We’ve therefore organized ourselves into two groups. We plan to make purchases twice a month, filling our backpacks with as much food as we can carry. We’ve begun buying it from one of those cheap State agro-markets in Vedado.
We’ve discovered that currently cucumbers in Alamar cost twice as much, and beans go for three pesos more per pound out here – so we’re spending less by buying in Vedado.
Plus, as it turns out, we’re saving time, since before we had to go buy food every week and now we do it only once a month.
The experiment has hardly begun but it has started out well. We’re learning how to be more organized, how to decide among all of us and how to find alternatives.
I have hopes that this will continue and that it can become a solution (though palliative) for those who are victims of the poor and unequal system of food distribution that exist in the capital.
Daisy, I wonder if a little bit of seed money might help your cooperative. You have my e-mail address, so if the answer is yes, please let me know. My friends in another country might be able to send along a couple hundred dollars. If this is not what you need, please let me know. Wishing you the best.
Dear Daisy, I am stunned and delighted that you’ve taken the plunge and began organizing what apparently is a “Rochdale-type” consumer coop. This confirms my earlier sense that you have a magnificient heart, and might develop a cooperative movement in Cuba that can help “perfect” Cuban socialism. If I can ever help in any way, please don’t hesitate to ask.
Robert Owen tried in the early 1800s to supplement his compassionate treatment of textile workers under him with a form of retail consumer cooperatives. These did help the workers, but they had a flaw that eventually led to their demise. Owen granted credit to working families for consumer goods. Most of these families paid their bills honorably, but enough defaulted to cause the coops to go out of business.

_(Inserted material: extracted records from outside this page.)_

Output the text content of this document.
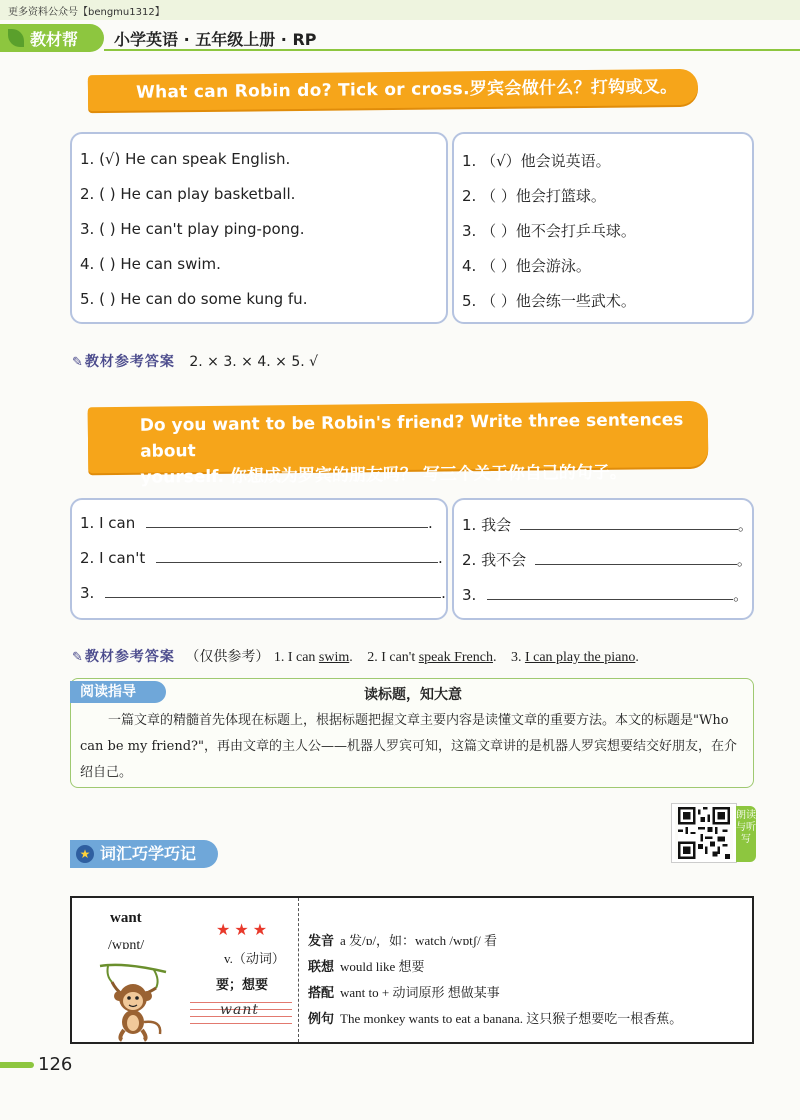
更多资料公众号【bengmu1312】
教材帮	小学英语 · 五年级上册 · RP
What can Robin do? Tick or cross.罗宾会做什么？打钩或叉。
1. (√) He can speak English.
2. ( ) He can play basketball.
3. ( ) He can't play ping-pong.
4. ( ) He can swim.
5. ( ) He can do some kung fu.
1. （√）他会说英语。
2. （ ）他会打篮球。
3. （ ）他不会打乒乓球。
4. （ ）他会游泳。
5. （ ）他会练一些武术。
✎ 教材参考答案 2. × 3. × 4. × 5. √
Do you want to be Robin's friend? Write three sentences about
yourself. 你想成为罗宾的朋友吗？ 写三个关于你自己的句子。
1. I can	.
2. I can't	.
3.	.
1. 我会	。
2. 我不会	。
3.	。
✎ 教材参考答案 （仅供参考） 1. I can swim. 2. I can't speak French. 3. I can play the piano.
阅读指导	读标题，知大意
一篇文章的精髓首先体现在标题上，根据标题把握文章主要内容是读懂文章的重要方法。本文的标题是"Who can be my friend?"，再由文章的主人公——机器人罗宾可知，这篇文章讲的是机器人罗宾想要结交好朋友，在介绍自己。
词汇巧学巧记
★
朗读与听写
want
/wɒnt/
★★★
v.（动词）
要；想要
want
发音 a 发/ɒ/，如：watch /wɒtʃ/ 看
联想 would like 想要
搭配 want to + 动词原形 想做某事
例句 The monkey wants to eat a banana. 这只猴子想要吃一根香蕉。
126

Years later in 1844, in Rochdale, England, out-of-work wool workers founded a consumer cooperative retail store on Toad Lane. One of their ironclad rules (in order to defend their business) was “cash trading only.” No credit would be allowed, but purchases would be kept track of and dividends based on the amount purchased would be distributed back to the consumer owners. This store was spectacularly successful, and cause a mass movement in England and Ireland, and in many countries.
The Rochdale model still is practiced in many countries. We have one in Santa Monica. But they are not worker owned, and this is their main flaw. As these coops succeed, the managers begin to stand in the same relation to store workers as capitalists stand in relation to workers in regular enterprise. But, Daisy, don’t let this discourage you. Just be aware that you are “re-inventing the wheel,” and there may be drawbacks.